Tuesday, August 18, 2009

Gregg gets stung, then demoted

Monday: Padres 4, Cubs 1

That one hurts. The Cubs are now six games behind the Cardinals and failed to take advantage of an opportunity to gain a 1/2 game in the Wild Card race with a horrific loss to the third worst team in the National League.

Until the 9th inning, the story was the return of both Ted Lilly and Aramis Ramirez.

We hadn't seen Lilly in nearly a month, when he allowed 10 runs in Philadelphia on July 20. Before that, he had three consecutive strong starts. He pitched well last night, giving the Cubs six scoreless innings despite being on an 85-90 pitch count. With only 70 pitches thrown, I'm not sure why Piniella took him down for a pinch-hitter given how well he was pitching. I know the bullpen was at full strength after the rainout on Sunday, but I'd rather see Lilly go one more inning than see three innings from our bullpen.

And while Aramis singled in a pinch-hit appearance on Saturday, he hadn't started since August 8 at Colorado when he left with shoulder soreness. Last night, he had two of the Cubs' seven hits
and drove in their only run.

And that run looked like it would hold up, but Kevin Gregg allowed a walk, a double, an intentional walk and a three -run homer, blowing his sixth save of the season. Ouch. And it sounds like Gregg is now out as the Cubs' closer. I don't think that's necessarily a terrible move given Gregg's recent struggles, but I don't think we should trot Marmol out there every game.

The Padres, by the way, are the only non-NL Central team the Cubs face three times this season. The Cubs swept them at home and got swept at Petco earlier in the season; let's hope a third sweep is not in the works.

While Gregg is the main culprit, you also have to look at an offense that once again looked completely disinterested in scoring any runs on the road. The Cubs had a grand total of two extra base hits, and gave Lilly and the 'pen just one measly run to work with.

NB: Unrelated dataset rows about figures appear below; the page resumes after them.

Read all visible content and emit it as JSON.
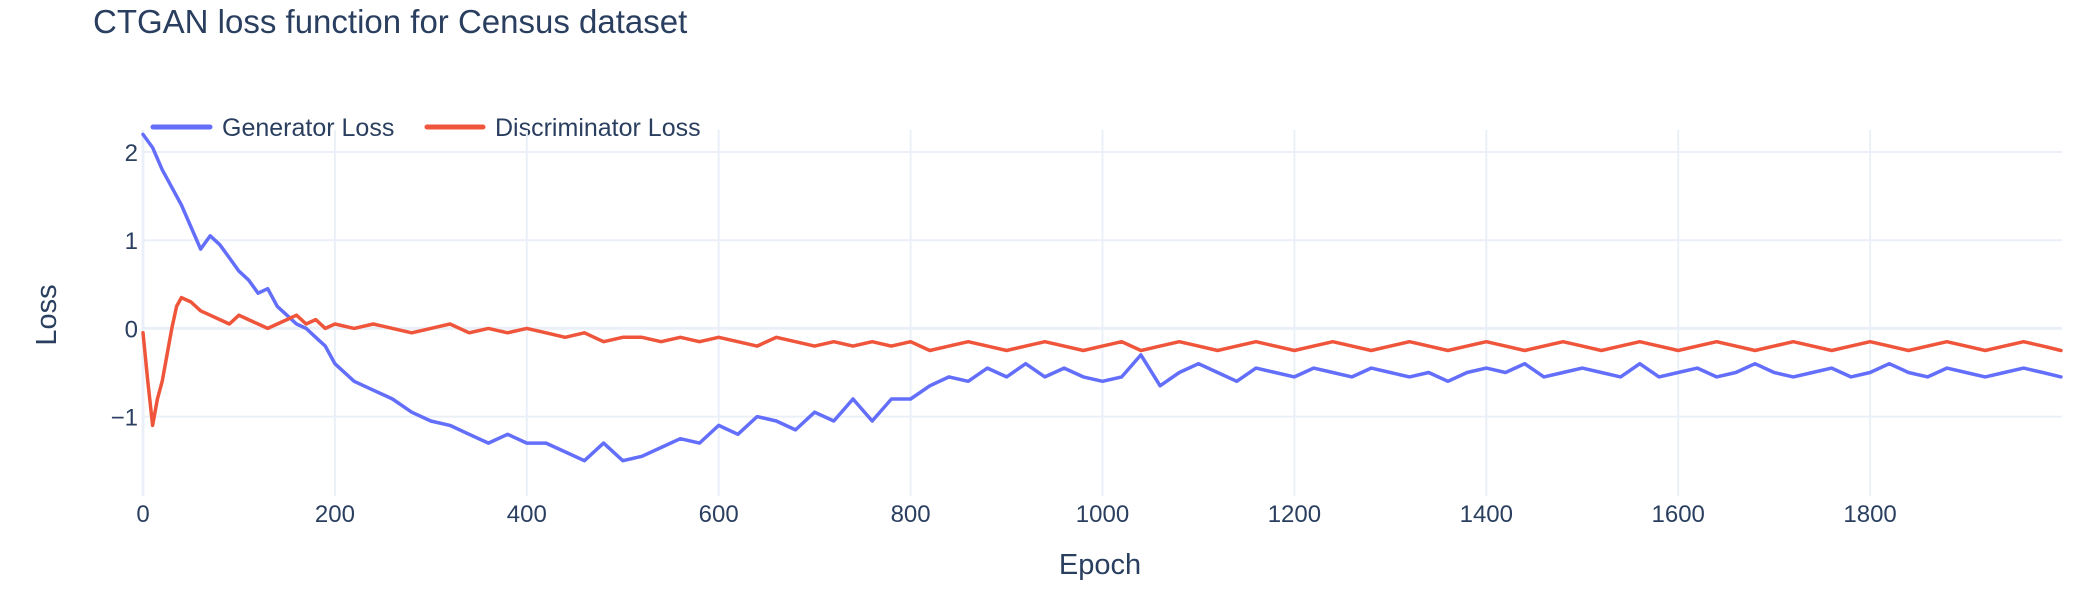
{
  "chart_data": {
    "type": "line",
    "title": "CTGAN loss function for Census dataset",
    "xlabel": "Epoch",
    "ylabel": "Loss",
    "xlim": [
      0,
      2000
    ],
    "ylim": [
      -1.9,
      2.25
    ],
    "xticks": [
      0,
      200,
      400,
      600,
      800,
      1000,
      1200,
      1400,
      1600,
      1800
    ],
    "xtick_labels": [
      "0",
      "200",
      "400",
      "600",
      "800",
      "1000",
      "1200",
      "1400",
      "1600",
      "1800"
    ],
    "yticks": [
      2,
      1,
      0,
      -1
    ],
    "ytick_labels": [
      "2",
      "1",
      "0",
      "−1"
    ],
    "grid": true,
    "legend": "top-left, horizontal",
    "series": [
      {
        "name": "Generator Loss",
        "color": "#636efa",
        "x": [
          0,
          10,
          20,
          30,
          40,
          50,
          60,
          70,
          80,
          90,
          100,
          110,
          120,
          130,
          140,
          150,
          160,
          170,
          180,
          190,
          200,
          220,
          240,
          260,
          280,
          300,
          320,
          340,
          360,
          380,
          400,
          420,
          440,
          460,
          480,
          500,
          520,
          540,
          560,
          580,
          600,
          620,
          640,
          660,
          680,
          700,
          720,
          740,
          760,
          780,
          800,
          820,
          840,
          860,
          880,
          900,
          920,
          940,
          960,
          980,
          1000,
          1020,
          1040,
          1060,
          1080,
          1100,
          1120,
          1140,
          1160,
          1180,
          1200,
          1220,
          1240,
          1260,
          1280,
          1300,
          1320,
          1340,
          1360,
          1380,
          1400,
          1420,
          1440,
          1460,
          1480,
          1500,
          1520,
          1540,
          1560,
          1580,
          1600,
          1620,
          1640,
          1660,
          1680,
          1700,
          1720,
          1740,
          1760,
          1780,
          1800,
          1820,
          1840,
          1860,
          1880,
          1900,
          1920,
          1940,
          1960,
          1980,
          1999
        ],
        "y": [
          2.2,
          2.05,
          1.8,
          1.6,
          1.4,
          1.15,
          0.9,
          1.05,
          0.95,
          0.8,
          0.65,
          0.55,
          0.4,
          0.45,
          0.25,
          0.15,
          0.05,
          0.0,
          -0.1,
          -0.2,
          -0.4,
          -0.6,
          -0.7,
          -0.8,
          -0.95,
          -1.05,
          -1.1,
          -1.2,
          -1.3,
          -1.2,
          -1.3,
          -1.3,
          -1.4,
          -1.5,
          -1.3,
          -1.5,
          -1.45,
          -1.35,
          -1.25,
          -1.3,
          -1.1,
          -1.2,
          -1.0,
          -1.05,
          -1.15,
          -0.95,
          -1.05,
          -0.8,
          -1.05,
          -0.8,
          -0.8,
          -0.65,
          -0.55,
          -0.6,
          -0.45,
          -0.55,
          -0.4,
          -0.55,
          -0.45,
          -0.55,
          -0.6,
          -0.55,
          -0.3,
          -0.65,
          -0.5,
          -0.4,
          -0.5,
          -0.6,
          -0.45,
          -0.5,
          -0.55,
          -0.45,
          -0.5,
          -0.55,
          -0.45,
          -0.5,
          -0.55,
          -0.5,
          -0.6,
          -0.5,
          -0.45,
          -0.5,
          -0.4,
          -0.55,
          -0.5,
          -0.45,
          -0.5,
          -0.55,
          -0.4,
          -0.55,
          -0.5,
          -0.45,
          -0.55,
          -0.5,
          -0.4,
          -0.5,
          -0.55,
          -0.5,
          -0.45,
          -0.55,
          -0.5,
          -0.4,
          -0.5,
          -0.55,
          -0.45,
          -0.5,
          -0.55,
          -0.5,
          -0.45,
          -0.5,
          -0.55
        ]
      },
      {
        "name": "Discriminator Loss",
        "color": "#ef553b",
        "x": [
          0,
          5,
          10,
          15,
          20,
          25,
          30,
          35,
          40,
          50,
          60,
          70,
          80,
          90,
          100,
          110,
          120,
          130,
          140,
          150,
          160,
          170,
          180,
          190,
          200,
          220,
          240,
          260,
          280,
          300,
          320,
          340,
          360,
          380,
          400,
          420,
          440,
          460,
          480,
          500,
          520,
          540,
          560,
          580,
          600,
          620,
          640,
          660,
          680,
          700,
          720,
          740,
          760,
          780,
          800,
          820,
          840,
          860,
          880,
          900,
          920,
          940,
          960,
          980,
          1000,
          1020,
          1040,
          1060,
          1080,
          1100,
          1120,
          1140,
          1160,
          1180,
          1200,
          1220,
          1240,
          1260,
          1280,
          1300,
          1320,
          1340,
          1360,
          1380,
          1400,
          1420,
          1440,
          1460,
          1480,
          1500,
          1520,
          1540,
          1560,
          1580,
          1600,
          1620,
          1640,
          1660,
          1680,
          1700,
          1720,
          1740,
          1760,
          1780,
          1800,
          1820,
          1840,
          1860,
          1880,
          1900,
          1920,
          1940,
          1960,
          1980,
          1999
        ],
        "y": [
          -0.05,
          -0.6,
          -1.1,
          -0.8,
          -0.6,
          -0.3,
          0.0,
          0.25,
          0.35,
          0.3,
          0.2,
          0.15,
          0.1,
          0.05,
          0.15,
          0.1,
          0.05,
          0.0,
          0.05,
          0.1,
          0.15,
          0.05,
          0.1,
          0.0,
          0.05,
          0.0,
          0.05,
          0.0,
          -0.05,
          0.0,
          0.05,
          -0.05,
          0.0,
          -0.05,
          0.0,
          -0.05,
          -0.1,
          -0.05,
          -0.15,
          -0.1,
          -0.1,
          -0.15,
          -0.1,
          -0.15,
          -0.1,
          -0.15,
          -0.2,
          -0.1,
          -0.15,
          -0.2,
          -0.15,
          -0.2,
          -0.15,
          -0.2,
          -0.15,
          -0.25,
          -0.2,
          -0.15,
          -0.2,
          -0.25,
          -0.2,
          -0.15,
          -0.2,
          -0.25,
          -0.2,
          -0.15,
          -0.25,
          -0.2,
          -0.15,
          -0.2,
          -0.25,
          -0.2,
          -0.15,
          -0.2,
          -0.25,
          -0.2,
          -0.15,
          -0.2,
          -0.25,
          -0.2,
          -0.15,
          -0.2,
          -0.25,
          -0.2,
          -0.15,
          -0.2,
          -0.25,
          -0.2,
          -0.15,
          -0.2,
          -0.25,
          -0.2,
          -0.15,
          -0.2,
          -0.25,
          -0.2,
          -0.15,
          -0.2,
          -0.25,
          -0.2,
          -0.15,
          -0.2,
          -0.25,
          -0.2,
          -0.15,
          -0.2,
          -0.25,
          -0.2,
          -0.15,
          -0.2,
          -0.25,
          -0.2,
          -0.15,
          -0.2,
          -0.25
        ]
      }
    ]
  }
}
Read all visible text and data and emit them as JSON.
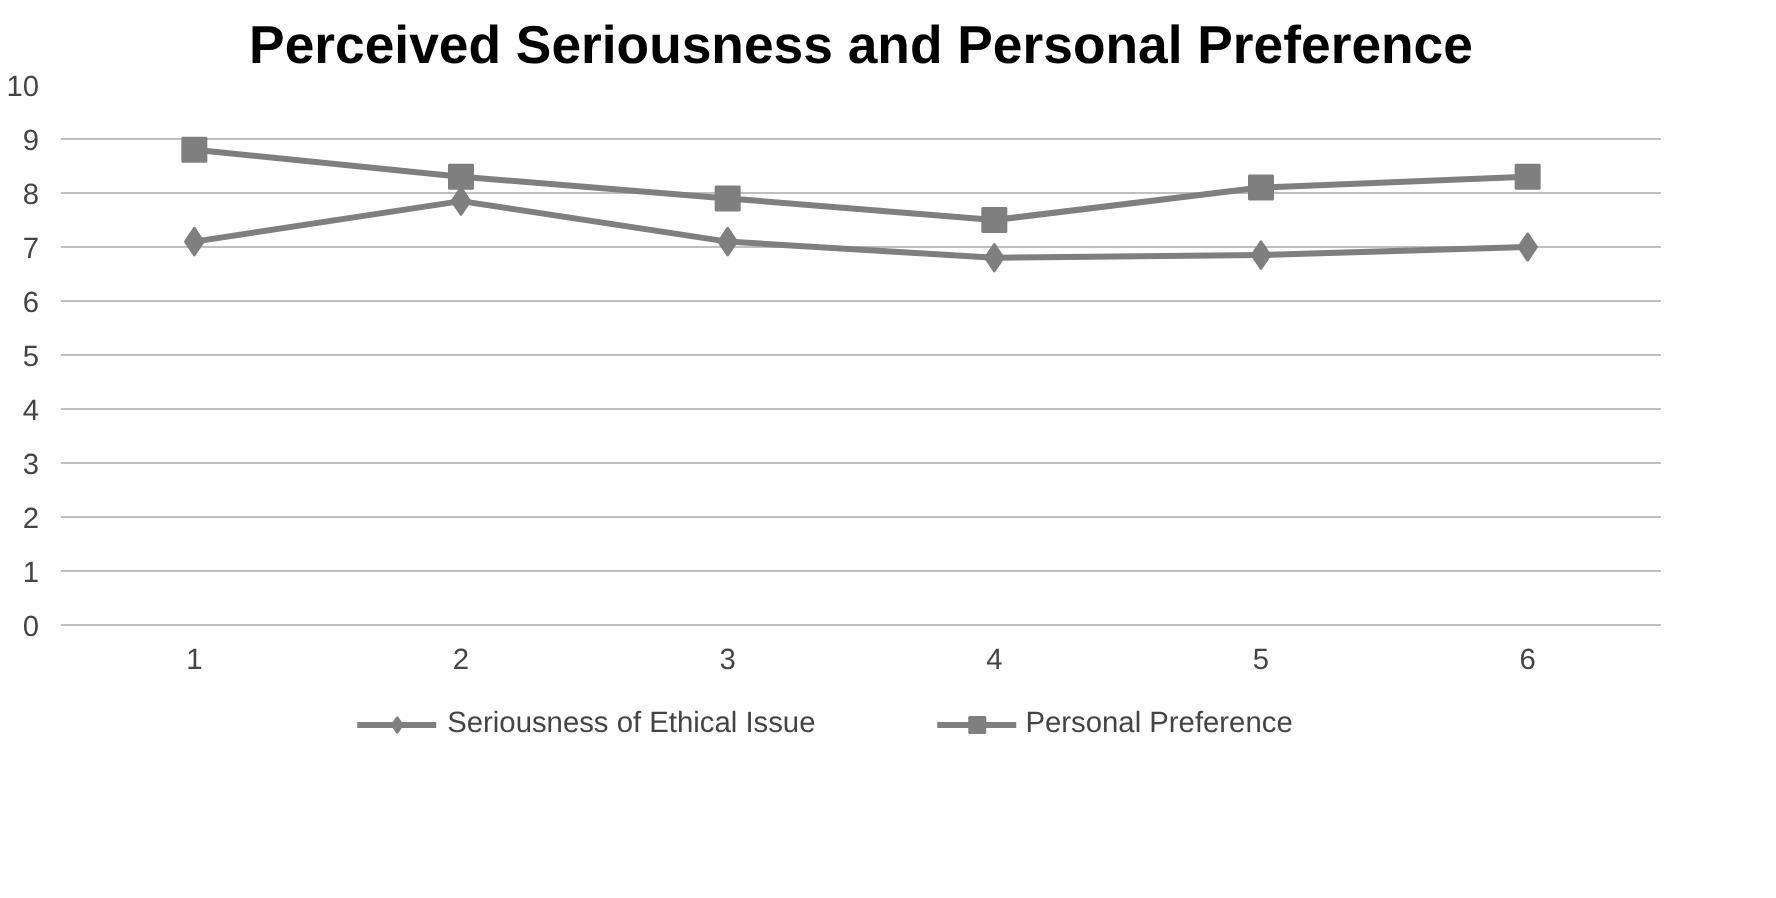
{
  "chart_data": {
    "type": "line",
    "title": "Perceived Seriousness and Personal Preference",
    "categories": [
      "1",
      "2",
      "3",
      "4",
      "5",
      "6"
    ],
    "series": [
      {
        "name": "Seriousness of Ethical Issue",
        "color": "#7f7f7f",
        "marker": "diamond",
        "values": [
          7.1,
          7.85,
          7.1,
          6.8,
          6.85,
          7.0
        ]
      },
      {
        "name": "Personal Preference",
        "color": "#7f7f7f",
        "marker": "square",
        "values": [
          8.8,
          8.3,
          7.9,
          7.5,
          8.1,
          8.3
        ]
      }
    ],
    "ylim": [
      0,
      10
    ],
    "yticks": [
      0,
      1,
      2,
      3,
      4,
      5,
      6,
      7,
      8,
      9,
      10
    ],
    "grid": "y",
    "legend": "bottom",
    "line_style": "solid"
  }
}
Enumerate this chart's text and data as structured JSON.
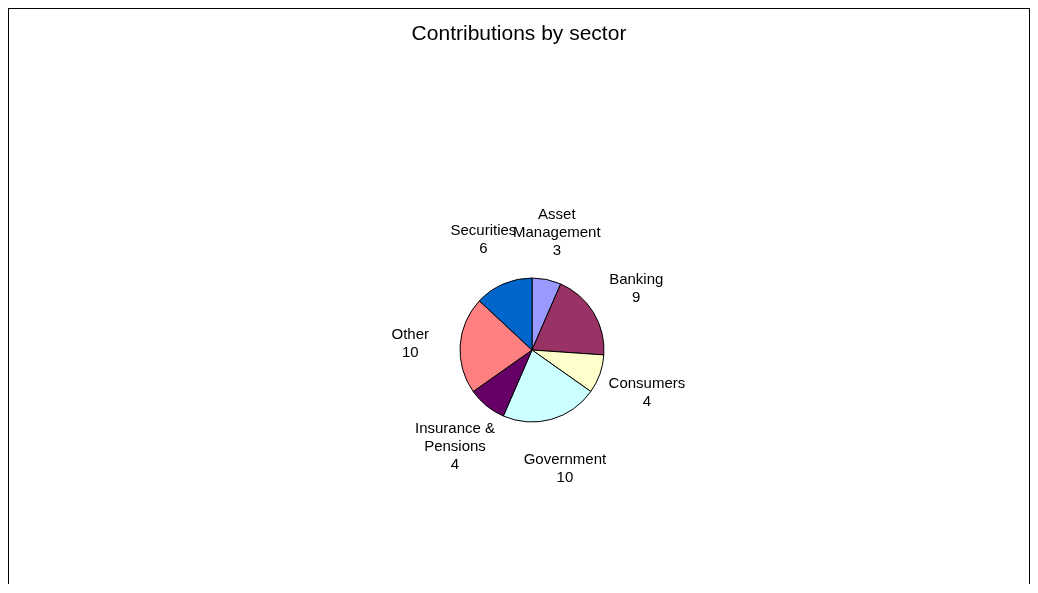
{
  "chart_data": {
    "type": "pie",
    "title": "Contributions by sector",
    "categories": [
      "Asset Management",
      "Banking",
      "Consumers",
      "Government",
      "Insurance & Pensions",
      "Other",
      "Securities"
    ],
    "values": [
      3,
      9,
      4,
      10,
      4,
      10,
      6
    ],
    "colors": [
      "#9999ff",
      "#993366",
      "#ffffcc",
      "#ccffff",
      "#660066",
      "#ff8080",
      "#0066cc"
    ],
    "data_labels": true
  }
}
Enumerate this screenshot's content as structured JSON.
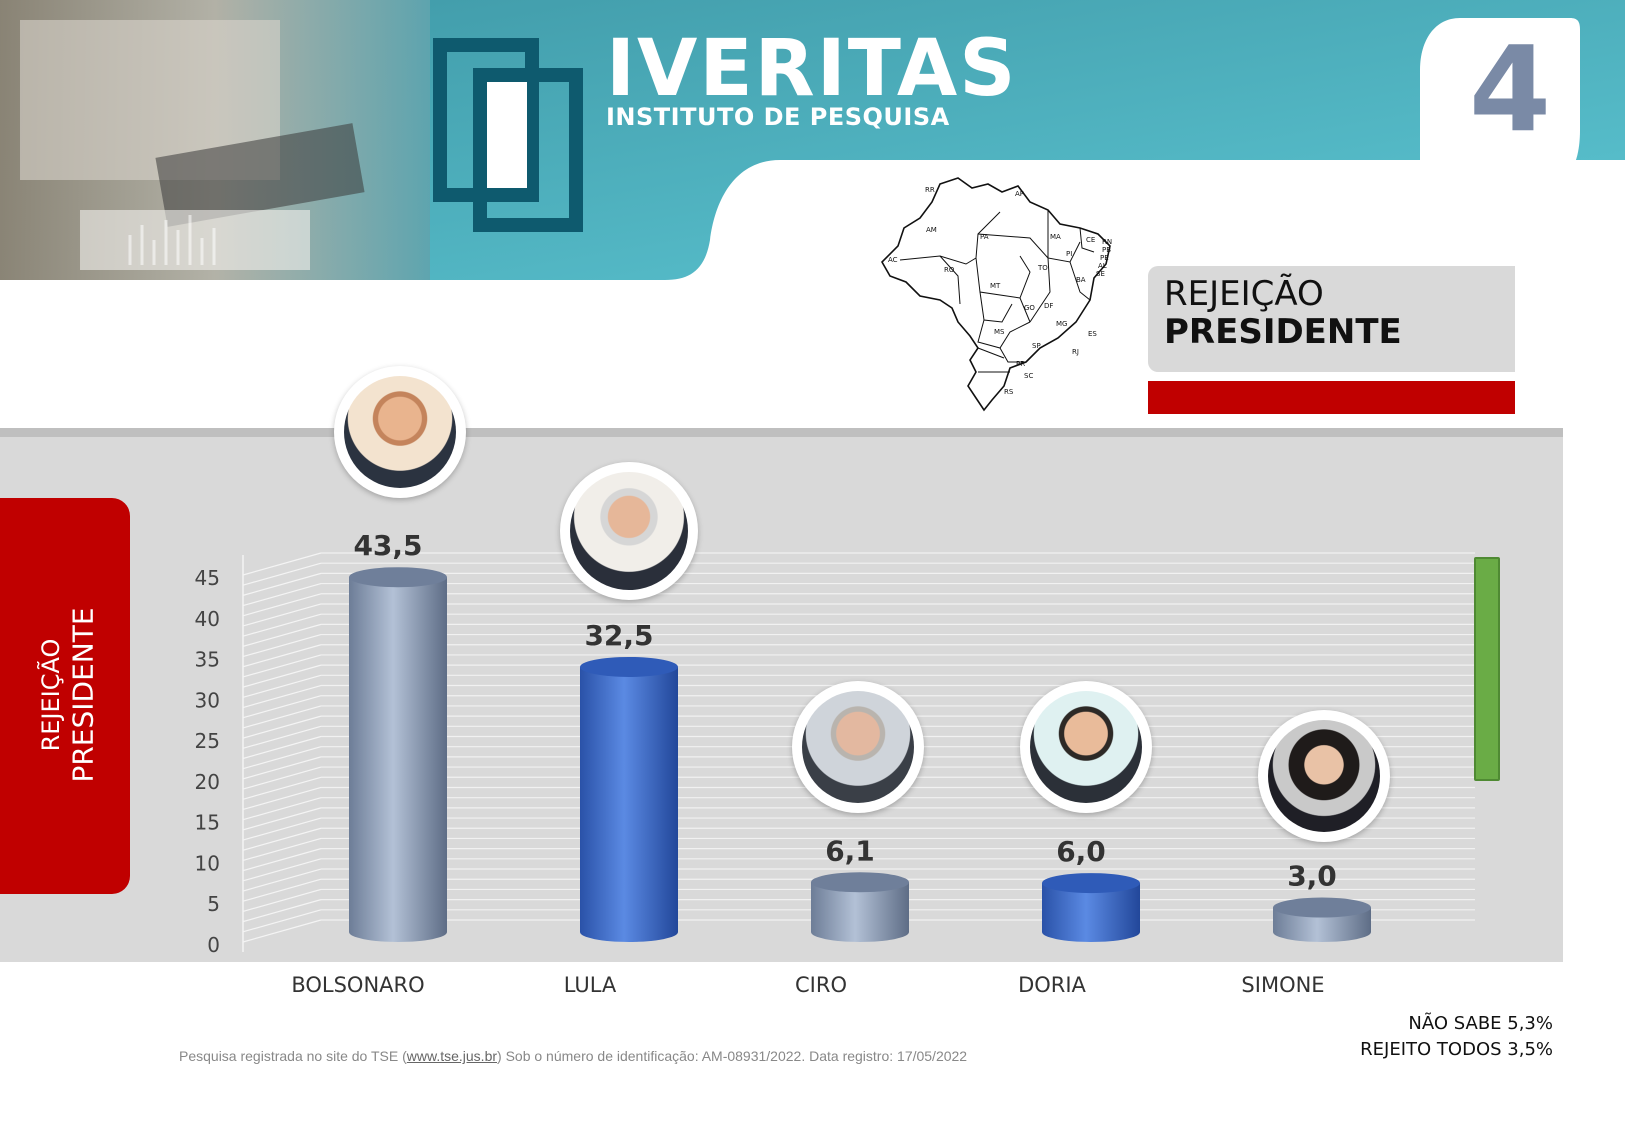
{
  "header": {
    "logo_title": "IVERITAS",
    "logo_subtitle": "INSTITUTO DE PESQUISA",
    "page_number": "4"
  },
  "title": {
    "line1": "REJEIÇÃO",
    "line2": "PRESIDENTE"
  },
  "side_label": {
    "line1": "REJEIÇÃO",
    "line2": "PRESIDENTE"
  },
  "map_states": [
    "RR",
    "AP",
    "AM",
    "PA",
    "MA",
    "CE",
    "RN",
    "PB",
    "PE",
    "PI",
    "AL",
    "SE",
    "AC",
    "RO",
    "TO",
    "BA",
    "MT",
    "GO",
    "DF",
    "MG",
    "ES",
    "MS",
    "SP",
    "RJ",
    "PR",
    "SC",
    "RS"
  ],
  "chart_data": {
    "type": "bar",
    "categories": [
      "BOLSONARO",
      "LULA",
      "CIRO",
      "DORIA",
      "SIMONE"
    ],
    "values": [
      43.5,
      32.5,
      6.1,
      6.0,
      3.0
    ],
    "value_labels": [
      "43,5",
      "32,5",
      "6,1",
      "6,0",
      "3,0"
    ],
    "bar_colors": [
      "#8a9bb5",
      "#3e6bc7",
      "#8a9bb5",
      "#3e6bc7",
      "#8a9bb5"
    ],
    "y_ticks": [
      "0",
      "5",
      "10",
      "15",
      "20",
      "25",
      "30",
      "35",
      "40",
      "45"
    ],
    "ylim": [
      0,
      45
    ],
    "grid": true,
    "title": "",
    "xlabel": "",
    "ylabel": ""
  },
  "extras": {
    "nao_sabe": "NÃO SABE 5,3%",
    "rejeito_todos": "REJEITO TODOS 3,5%"
  },
  "footnote": {
    "before": "Pesquisa registrada no site do TSE (",
    "link": "www.tse.jus.br",
    "after": ") Sob o número de identificação: AM-08931/2022. Data registro: 17/05/2022"
  },
  "colors": {
    "teal": "#4fa7b3",
    "dark_teal": "#0e5a6e",
    "red": "#c00000",
    "green": "#6aac46",
    "grey_bar": "#8a9bb5",
    "blue_bar": "#3e6bc7"
  }
}
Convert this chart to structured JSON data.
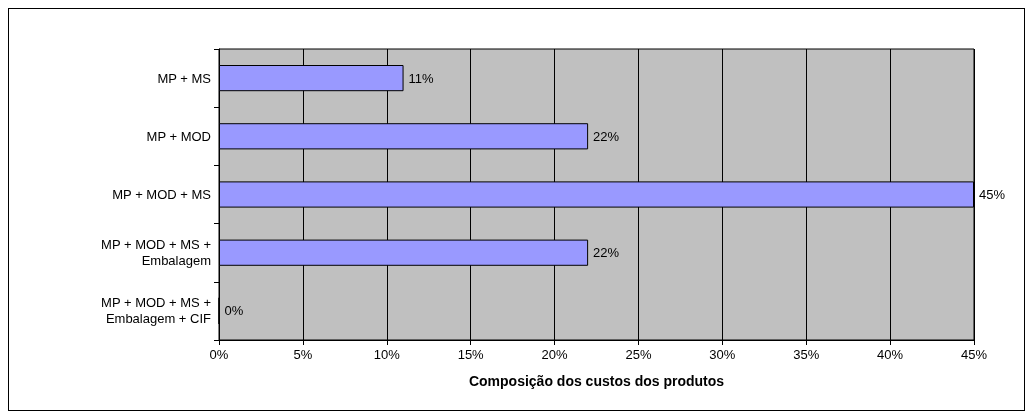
{
  "chart_data": {
    "type": "bar",
    "orientation": "horizontal",
    "xlabel": "Composição dos custos dos produtos",
    "categories": [
      "MP + MS",
      "MP + MOD",
      "MP + MOD + MS",
      "MP + MOD + MS +\nEmbalagem",
      "MP + MOD + MS +\nEmbalagem + CIF"
    ],
    "values": [
      11,
      22,
      45,
      22,
      0
    ],
    "value_labels": [
      "11%",
      "22%",
      "45%",
      "22%",
      "0%"
    ],
    "color": "#9999ff",
    "xlim": [
      0,
      45
    ],
    "xticks": [
      {
        "value": 0,
        "label": "0%"
      },
      {
        "value": 5,
        "label": "5%"
      },
      {
        "value": 10,
        "label": "10%"
      },
      {
        "value": 15,
        "label": "15%"
      },
      {
        "value": 20,
        "label": "20%"
      },
      {
        "value": 25,
        "label": "25%"
      },
      {
        "value": 30,
        "label": "30%"
      },
      {
        "value": 35,
        "label": "35%"
      },
      {
        "value": 40,
        "label": "40%"
      },
      {
        "value": 45,
        "label": "45%"
      }
    ],
    "grid": "x"
  }
}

Heading into the game, the 6-7-8-9 hitters in the Cubs lineup (Fontenot, Soto, Miles, Lilly) were batting .227, .225, .185 and .073, respectively. Shockingly, they combined to go 0-for-13, and they also left 10 men on base. Aaron Miles is 1-for-20 since coming off the DL. I would be happy if the Cubs traded him for a bag of peanuts. I don't even care if they're unsalted peanuts. Expired, even.

When Carlos Zambrano returns next Tuesday, the Cubs will essentially be back at full strength. Let's hope it's not too late.

Strasburg signs at the last minute

The Nationals came within minutes of failing to sign their top draft pick for the second straight year.

Because Stephen Strasburg is represented by super (evil) agent Scott Boras, baseball's top draft pick nearly remained unsigned at the signing deadline. He scoffed at $12.5 million, asking for multiple times that. But ultimately, he signed for about $15 million. That breaks the record for a draft pick's contract, formerly held by Mark Prior. It would have been a damned shame if a player who has not yet played a single major league game walked away from an eight-figure contract despite the fact that it would have been nearly impossible to improve upon the college numbers he put up last year at San Diego State.

Rookie of the Year Watch

J.A. Happ won his ninth game for the Phillies Sunday night, matching Randy Wells' win total. Tommy Hanson beat the Diamondbacks last night, moving his record to 8-2.


  1. How's Kerry Wood doing in Cleveland??

    I think it's time to change my ringtone from "Go Cubs Go" to something ..ah ...more believeable.

  2. He's not doing too hot, either. 15 saves with 5 blown, compared to 23 and 6 for Gregg. Gregg's ERA is also better. Wood's also making $10 mil a year.

    Wood wouldn't have solved our problems, but obviously we should have gone after someone other than Gregg.